I’ve been in love with it ever since. We got a couple of books out of the library, as I didn’t want to restrict myself to stews and in the couple of weeks since bringing it home, I’ve already had my money’s worth!

First up, I did go for a stew. I tweaked a Nigella recipe for Belgian beer braised beef and made a dish of beef which falls apart on the fork. Secondly, two massive racks of pork ribs went in with a Chinese sauce made of spices, soy, honey and teriyaki. Next up I found a dish in one of the recipe books which I hadn’t considered: dhal. I don’t know why, but my past attempts at dhal had always been crap. But this used red lentils, tomatos and spices and is delicious. I served some with the spiced lamb shoulder (recipe from Delicious magazine) I cooked the following day, and the rest is in the freezer.
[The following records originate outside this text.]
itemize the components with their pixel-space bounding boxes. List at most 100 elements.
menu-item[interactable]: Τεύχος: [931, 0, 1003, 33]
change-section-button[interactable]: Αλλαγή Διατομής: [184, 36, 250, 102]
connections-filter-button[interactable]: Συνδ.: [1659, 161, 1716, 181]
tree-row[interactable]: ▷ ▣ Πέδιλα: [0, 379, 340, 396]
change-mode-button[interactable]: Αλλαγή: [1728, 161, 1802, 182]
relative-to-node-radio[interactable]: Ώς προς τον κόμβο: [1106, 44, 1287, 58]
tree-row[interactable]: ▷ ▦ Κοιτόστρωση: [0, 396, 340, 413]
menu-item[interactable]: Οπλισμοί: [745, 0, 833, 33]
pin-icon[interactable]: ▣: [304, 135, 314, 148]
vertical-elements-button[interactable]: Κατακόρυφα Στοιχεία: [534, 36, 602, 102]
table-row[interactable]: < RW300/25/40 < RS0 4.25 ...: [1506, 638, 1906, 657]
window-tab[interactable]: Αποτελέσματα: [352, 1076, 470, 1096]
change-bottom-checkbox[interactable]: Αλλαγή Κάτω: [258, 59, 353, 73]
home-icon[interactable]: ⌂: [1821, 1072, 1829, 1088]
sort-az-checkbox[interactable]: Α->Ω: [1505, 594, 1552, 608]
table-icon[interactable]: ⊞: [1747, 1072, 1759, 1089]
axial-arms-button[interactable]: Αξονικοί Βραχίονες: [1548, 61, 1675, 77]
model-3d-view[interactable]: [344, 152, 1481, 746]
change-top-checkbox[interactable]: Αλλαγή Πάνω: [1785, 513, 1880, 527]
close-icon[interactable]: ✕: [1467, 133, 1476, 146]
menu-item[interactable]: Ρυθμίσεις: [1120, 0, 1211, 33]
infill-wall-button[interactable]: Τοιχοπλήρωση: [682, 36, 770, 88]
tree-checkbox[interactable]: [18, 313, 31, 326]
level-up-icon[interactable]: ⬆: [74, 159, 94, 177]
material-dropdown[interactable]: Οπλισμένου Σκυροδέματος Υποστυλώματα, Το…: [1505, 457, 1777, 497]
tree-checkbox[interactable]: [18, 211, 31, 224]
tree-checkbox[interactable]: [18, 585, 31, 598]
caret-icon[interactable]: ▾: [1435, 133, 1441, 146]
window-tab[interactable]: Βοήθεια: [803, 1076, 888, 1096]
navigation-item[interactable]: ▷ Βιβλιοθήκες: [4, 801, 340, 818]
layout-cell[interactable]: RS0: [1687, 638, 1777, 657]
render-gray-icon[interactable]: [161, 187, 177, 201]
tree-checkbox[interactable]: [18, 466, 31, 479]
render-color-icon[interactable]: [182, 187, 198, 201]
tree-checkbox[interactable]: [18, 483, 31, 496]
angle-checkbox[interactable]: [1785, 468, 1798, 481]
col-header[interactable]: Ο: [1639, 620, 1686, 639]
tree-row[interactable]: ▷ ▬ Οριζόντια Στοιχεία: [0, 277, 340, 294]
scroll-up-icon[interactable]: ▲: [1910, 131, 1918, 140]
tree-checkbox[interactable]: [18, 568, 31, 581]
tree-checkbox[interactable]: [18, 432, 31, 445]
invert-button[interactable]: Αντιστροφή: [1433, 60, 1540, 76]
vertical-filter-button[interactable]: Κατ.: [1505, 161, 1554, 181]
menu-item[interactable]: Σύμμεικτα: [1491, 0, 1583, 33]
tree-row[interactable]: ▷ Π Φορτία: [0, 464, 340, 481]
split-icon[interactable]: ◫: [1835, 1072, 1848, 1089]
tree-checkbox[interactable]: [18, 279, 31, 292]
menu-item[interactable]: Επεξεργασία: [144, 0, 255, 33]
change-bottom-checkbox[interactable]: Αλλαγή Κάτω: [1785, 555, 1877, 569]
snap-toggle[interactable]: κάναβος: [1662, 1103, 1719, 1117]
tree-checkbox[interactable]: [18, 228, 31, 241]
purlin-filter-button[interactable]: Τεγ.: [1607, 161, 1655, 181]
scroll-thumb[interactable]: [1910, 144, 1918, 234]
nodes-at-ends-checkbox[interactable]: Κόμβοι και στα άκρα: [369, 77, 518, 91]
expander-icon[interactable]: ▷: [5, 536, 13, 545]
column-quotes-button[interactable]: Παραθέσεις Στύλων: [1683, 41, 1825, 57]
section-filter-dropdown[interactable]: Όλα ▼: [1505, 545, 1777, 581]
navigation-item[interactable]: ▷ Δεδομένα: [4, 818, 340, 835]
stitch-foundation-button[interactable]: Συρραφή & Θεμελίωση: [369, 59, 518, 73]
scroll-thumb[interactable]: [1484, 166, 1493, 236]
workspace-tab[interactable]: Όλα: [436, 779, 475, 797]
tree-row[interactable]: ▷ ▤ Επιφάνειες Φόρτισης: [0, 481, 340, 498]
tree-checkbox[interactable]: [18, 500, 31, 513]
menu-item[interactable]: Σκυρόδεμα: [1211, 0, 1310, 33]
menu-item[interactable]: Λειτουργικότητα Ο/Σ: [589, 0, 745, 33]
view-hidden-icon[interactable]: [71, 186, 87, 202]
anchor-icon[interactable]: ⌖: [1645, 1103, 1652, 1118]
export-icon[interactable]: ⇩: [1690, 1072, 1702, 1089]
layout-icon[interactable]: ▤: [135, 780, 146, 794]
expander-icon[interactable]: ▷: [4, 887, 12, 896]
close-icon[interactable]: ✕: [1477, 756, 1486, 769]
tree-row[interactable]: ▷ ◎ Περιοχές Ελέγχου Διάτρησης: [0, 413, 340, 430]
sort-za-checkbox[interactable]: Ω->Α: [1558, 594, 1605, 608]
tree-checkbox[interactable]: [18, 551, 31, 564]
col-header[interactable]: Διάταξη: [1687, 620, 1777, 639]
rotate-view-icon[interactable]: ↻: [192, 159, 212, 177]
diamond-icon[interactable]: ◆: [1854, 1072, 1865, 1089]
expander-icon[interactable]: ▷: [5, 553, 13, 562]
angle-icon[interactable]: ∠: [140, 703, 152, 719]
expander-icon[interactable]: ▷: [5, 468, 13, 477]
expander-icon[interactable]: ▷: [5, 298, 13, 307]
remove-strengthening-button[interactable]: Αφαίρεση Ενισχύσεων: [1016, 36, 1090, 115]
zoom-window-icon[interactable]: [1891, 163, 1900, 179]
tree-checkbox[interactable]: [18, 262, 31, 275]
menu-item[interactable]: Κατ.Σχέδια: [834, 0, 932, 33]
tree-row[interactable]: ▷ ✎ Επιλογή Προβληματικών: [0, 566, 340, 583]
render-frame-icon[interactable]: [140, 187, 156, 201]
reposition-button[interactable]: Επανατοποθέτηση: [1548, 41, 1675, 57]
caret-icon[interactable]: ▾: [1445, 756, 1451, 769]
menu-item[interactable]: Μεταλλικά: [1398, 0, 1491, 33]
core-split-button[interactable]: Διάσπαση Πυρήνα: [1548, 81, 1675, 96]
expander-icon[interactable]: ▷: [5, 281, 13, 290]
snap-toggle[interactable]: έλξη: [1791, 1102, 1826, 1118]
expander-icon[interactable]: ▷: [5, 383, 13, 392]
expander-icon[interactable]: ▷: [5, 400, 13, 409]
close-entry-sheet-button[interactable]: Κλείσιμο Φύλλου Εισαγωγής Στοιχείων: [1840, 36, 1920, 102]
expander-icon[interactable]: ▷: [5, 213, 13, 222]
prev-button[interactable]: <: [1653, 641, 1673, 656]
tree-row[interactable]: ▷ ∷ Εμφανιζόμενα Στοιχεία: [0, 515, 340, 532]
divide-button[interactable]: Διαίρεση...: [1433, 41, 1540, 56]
But all of this has been leading up to a major breakthrough- chicken. Now the slow roast chicken itself was no better or worse than a normal roast chicken. Yes, the white meat was still moist and it was all very tender. But when I put the chicken in I also roughly chopped an onion, a few bits of celery and a seen-better-days carrot. When the bird was cooked, I stripped the meat off and added the bones and skin back into the pot with the veg and cooking juice. Loads of seasoning, a jug of boiling water and it went back in the slow cooker, on high setting, until I went to bed which was about three hours.

The next evening I chucked the congealed mess into a pan, heated and strained. And there is was: the most delicious chicken stock known to man. It was dark with surprisingly rich flavours. The cooking juice from the initial seven hour plus the extra blast on the bones brought every last drop of flavour out.

I was tempted to serve it up as soup it was that tasty, but instead used it to make a risotto with some of the leftover chicken for a cheap as chips Monday night feast.

Chicken might not immediately spring to mind when you get your slow cooker out, but it really is worth it for stock that money can’t buy.